Gastkommentar: Nur der Anfang der Qualen

Von Marco Wanderwitz

Die gesellschaftlichen Veränderungen durch den demografischen Wandel stellen den klassischen Generationenvertrag in Frage, die Sozialversicherungen geraten zunehmend unter Druck. Wir Deutschen bekommen seit Jahrzehnten zu wenige Kinder, und werden dabei gleichzeitig immer älter. Wenn die geburtenstarken Jahrgänge der 1950er und -60er – die „Baby-Boomer“ – in Ruhestand gehen und folgend ins hohe Alter kommen (2020 bis 2060), wird sich der Druck auf die sozialen Sicherungssysteme dramatisch weiter erhöhen.

Politisch wurde dieses Problem leider viel zu lang ignoriert und tabuisiert, die Kassandra-Rufe beispielsweise eines Kurt Biedenkopf verhallten. Die Konsequenzen werden uns gleichwohl ereilen, härter ob der verpassten Anpassungen zu früherer Zeit, die ob der längeren Zeiträume hätten milder sein können. Die „Qualen“ bei den politischen Entscheidungsprozessen, die wir in den letzten Jahren erlebten (Stichwort Rente mit 67), waren also nur der Anfang.

In der Großen Koalition 2005 bis 2009 sah der Koalitionsvertrag folgerichtig den Aufbau einer Kapitalreserve in der Pflegeversicherung vor. Diese „Untertunnelung“ der drohenden Beitragssatzexplosion durch Ansparen und damit längerfristige Beteiligung aller Generationen ist die einzig vernünftige Lösung. Die tagespolitische Umsetzung scheiterte dann leider an der SPD.
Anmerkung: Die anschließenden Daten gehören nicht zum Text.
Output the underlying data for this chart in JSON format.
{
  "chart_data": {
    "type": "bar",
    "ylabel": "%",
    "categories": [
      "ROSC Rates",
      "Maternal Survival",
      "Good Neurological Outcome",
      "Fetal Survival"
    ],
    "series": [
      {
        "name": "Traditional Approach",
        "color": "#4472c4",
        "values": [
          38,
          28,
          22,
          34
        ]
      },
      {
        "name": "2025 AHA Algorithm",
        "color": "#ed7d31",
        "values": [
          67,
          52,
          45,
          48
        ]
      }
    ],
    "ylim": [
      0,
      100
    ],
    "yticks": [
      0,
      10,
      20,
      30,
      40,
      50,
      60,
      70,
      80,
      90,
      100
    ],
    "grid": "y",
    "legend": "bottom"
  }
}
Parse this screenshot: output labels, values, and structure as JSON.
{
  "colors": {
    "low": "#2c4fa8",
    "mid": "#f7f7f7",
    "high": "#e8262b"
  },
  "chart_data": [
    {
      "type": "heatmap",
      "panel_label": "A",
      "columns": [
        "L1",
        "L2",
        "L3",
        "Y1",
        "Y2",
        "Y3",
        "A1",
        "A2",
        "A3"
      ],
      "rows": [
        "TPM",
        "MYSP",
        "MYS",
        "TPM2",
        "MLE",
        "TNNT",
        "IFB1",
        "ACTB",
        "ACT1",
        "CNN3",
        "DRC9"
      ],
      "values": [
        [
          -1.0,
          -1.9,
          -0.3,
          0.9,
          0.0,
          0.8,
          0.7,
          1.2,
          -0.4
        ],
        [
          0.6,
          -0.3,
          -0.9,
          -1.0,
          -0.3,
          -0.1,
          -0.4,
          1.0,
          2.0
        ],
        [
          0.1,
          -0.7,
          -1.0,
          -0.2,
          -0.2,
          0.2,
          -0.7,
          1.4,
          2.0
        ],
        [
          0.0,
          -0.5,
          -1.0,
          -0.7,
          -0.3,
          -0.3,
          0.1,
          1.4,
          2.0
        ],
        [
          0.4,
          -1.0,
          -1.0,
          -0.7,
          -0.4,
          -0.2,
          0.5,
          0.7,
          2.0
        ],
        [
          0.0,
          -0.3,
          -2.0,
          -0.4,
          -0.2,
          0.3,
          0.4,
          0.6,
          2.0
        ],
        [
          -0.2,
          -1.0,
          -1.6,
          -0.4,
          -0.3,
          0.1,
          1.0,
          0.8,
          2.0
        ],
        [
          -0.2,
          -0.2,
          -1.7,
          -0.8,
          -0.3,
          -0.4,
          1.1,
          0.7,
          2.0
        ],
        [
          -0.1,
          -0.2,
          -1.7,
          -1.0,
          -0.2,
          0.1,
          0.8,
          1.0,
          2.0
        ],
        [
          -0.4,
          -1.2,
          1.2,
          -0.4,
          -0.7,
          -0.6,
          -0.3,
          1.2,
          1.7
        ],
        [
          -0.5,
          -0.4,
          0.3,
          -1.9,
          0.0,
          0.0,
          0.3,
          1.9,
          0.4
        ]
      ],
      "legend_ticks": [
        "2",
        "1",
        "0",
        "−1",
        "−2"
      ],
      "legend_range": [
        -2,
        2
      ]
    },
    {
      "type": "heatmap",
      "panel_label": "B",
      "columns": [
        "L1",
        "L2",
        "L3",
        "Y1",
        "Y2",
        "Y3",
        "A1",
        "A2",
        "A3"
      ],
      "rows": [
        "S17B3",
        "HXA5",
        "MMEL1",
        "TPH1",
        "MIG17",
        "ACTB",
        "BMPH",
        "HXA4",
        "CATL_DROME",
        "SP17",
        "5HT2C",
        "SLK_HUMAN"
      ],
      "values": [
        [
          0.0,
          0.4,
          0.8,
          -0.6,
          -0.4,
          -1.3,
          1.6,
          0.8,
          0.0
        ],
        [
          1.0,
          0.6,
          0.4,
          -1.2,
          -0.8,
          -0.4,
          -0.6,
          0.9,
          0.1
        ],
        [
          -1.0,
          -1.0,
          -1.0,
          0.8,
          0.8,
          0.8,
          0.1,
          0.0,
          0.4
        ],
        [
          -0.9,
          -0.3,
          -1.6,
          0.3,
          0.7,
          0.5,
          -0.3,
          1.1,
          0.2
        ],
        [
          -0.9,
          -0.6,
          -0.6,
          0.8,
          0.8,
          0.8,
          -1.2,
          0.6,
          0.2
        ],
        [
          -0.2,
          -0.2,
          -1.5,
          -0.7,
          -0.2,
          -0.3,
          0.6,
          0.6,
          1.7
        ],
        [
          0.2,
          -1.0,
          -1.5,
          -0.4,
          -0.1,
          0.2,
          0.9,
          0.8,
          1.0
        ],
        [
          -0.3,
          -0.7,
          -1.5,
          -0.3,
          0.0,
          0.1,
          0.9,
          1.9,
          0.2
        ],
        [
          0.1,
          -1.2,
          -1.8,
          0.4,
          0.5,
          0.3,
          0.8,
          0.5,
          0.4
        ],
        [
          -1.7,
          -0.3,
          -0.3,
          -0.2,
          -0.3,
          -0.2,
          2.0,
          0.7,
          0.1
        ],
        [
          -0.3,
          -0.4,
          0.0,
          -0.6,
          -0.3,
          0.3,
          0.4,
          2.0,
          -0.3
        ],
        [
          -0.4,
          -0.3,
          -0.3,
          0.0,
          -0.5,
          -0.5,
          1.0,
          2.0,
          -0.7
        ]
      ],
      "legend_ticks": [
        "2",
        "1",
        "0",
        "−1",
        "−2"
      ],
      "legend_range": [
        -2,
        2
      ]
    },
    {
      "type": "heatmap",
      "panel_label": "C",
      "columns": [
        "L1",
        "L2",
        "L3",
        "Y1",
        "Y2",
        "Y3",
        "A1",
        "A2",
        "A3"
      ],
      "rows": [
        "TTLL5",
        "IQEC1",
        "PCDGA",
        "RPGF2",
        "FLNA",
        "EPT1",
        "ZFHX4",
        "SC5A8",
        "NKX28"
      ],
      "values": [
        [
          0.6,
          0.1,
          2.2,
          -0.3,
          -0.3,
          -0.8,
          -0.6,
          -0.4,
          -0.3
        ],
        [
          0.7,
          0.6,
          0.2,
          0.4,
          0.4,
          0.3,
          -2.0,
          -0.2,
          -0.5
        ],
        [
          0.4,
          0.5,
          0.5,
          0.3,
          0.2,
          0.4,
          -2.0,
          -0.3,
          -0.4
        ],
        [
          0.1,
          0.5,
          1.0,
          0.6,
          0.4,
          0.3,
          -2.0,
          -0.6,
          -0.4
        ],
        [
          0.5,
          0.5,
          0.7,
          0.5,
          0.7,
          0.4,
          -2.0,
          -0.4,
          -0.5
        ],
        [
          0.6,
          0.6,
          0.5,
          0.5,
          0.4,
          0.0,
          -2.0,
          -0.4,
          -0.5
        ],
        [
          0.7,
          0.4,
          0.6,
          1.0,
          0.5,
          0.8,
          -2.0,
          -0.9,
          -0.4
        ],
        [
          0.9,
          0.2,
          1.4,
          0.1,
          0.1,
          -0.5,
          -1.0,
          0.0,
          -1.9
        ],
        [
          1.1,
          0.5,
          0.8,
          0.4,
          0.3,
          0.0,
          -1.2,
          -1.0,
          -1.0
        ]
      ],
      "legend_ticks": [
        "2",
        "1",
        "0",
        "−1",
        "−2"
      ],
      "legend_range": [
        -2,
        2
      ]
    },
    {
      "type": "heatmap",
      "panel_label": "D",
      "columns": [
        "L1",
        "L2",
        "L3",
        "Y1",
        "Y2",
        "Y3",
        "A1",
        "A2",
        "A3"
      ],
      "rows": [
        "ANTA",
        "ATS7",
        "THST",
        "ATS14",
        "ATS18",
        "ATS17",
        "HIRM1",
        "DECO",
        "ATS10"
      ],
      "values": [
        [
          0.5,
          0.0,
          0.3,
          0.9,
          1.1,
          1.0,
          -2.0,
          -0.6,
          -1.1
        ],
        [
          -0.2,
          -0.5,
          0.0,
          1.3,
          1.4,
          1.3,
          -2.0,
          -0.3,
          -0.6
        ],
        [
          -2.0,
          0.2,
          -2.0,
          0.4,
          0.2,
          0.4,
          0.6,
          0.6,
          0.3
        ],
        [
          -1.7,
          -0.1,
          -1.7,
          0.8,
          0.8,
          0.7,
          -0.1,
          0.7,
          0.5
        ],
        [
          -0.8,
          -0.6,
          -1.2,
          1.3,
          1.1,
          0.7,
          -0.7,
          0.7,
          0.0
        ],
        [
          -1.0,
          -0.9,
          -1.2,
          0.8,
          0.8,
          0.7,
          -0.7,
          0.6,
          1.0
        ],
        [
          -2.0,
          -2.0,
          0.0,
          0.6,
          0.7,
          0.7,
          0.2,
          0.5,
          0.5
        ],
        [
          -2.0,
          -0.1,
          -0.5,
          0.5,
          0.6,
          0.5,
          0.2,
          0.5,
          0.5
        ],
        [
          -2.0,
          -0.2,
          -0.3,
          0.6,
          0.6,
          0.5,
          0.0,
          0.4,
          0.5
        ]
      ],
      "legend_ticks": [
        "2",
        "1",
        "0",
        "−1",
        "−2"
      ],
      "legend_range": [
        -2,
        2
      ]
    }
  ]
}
Die christlich-liberale Koalition im Bund hat nun in ihrem Koalitionsvertrag unter dem Aspekt Generationengerechtigkeit zwei entscheidende Ziele definiert: Solide Haushaltspolitik und die demografiefeste Ausgestaltung der Pflegeversicherung.

Der Beschluss der Koalitionsspitzen vom 6. November zur Pflegeversicherung erfüllt die Vorgaben nicht. Eine freiwillige, steuerlich geförderte Pflegezusatzversicherung „oben auf“ ist vernünftig. Was fehlt, ist aber der nötige Schritt davor zur verpflichtenden gemeinsamen Sparanstrengung, um die Beitragssätze stabil zu halten in den schweren Jahren.

Das Zeitfenster für den Einstieg in ein ergänzendes System der Kapitaldeckung bei der Pflegeversicherung wird immer kleiner. Um auch den jüngeren und künftigen Generationen Chancen und Perspektiven zu geben, muss der Koalitionsvertrag bald erfüllt werden.

Der Autor ist Vorsitzender der Jungen Gruppe der CDU/CSU-Bundestagsfraktion.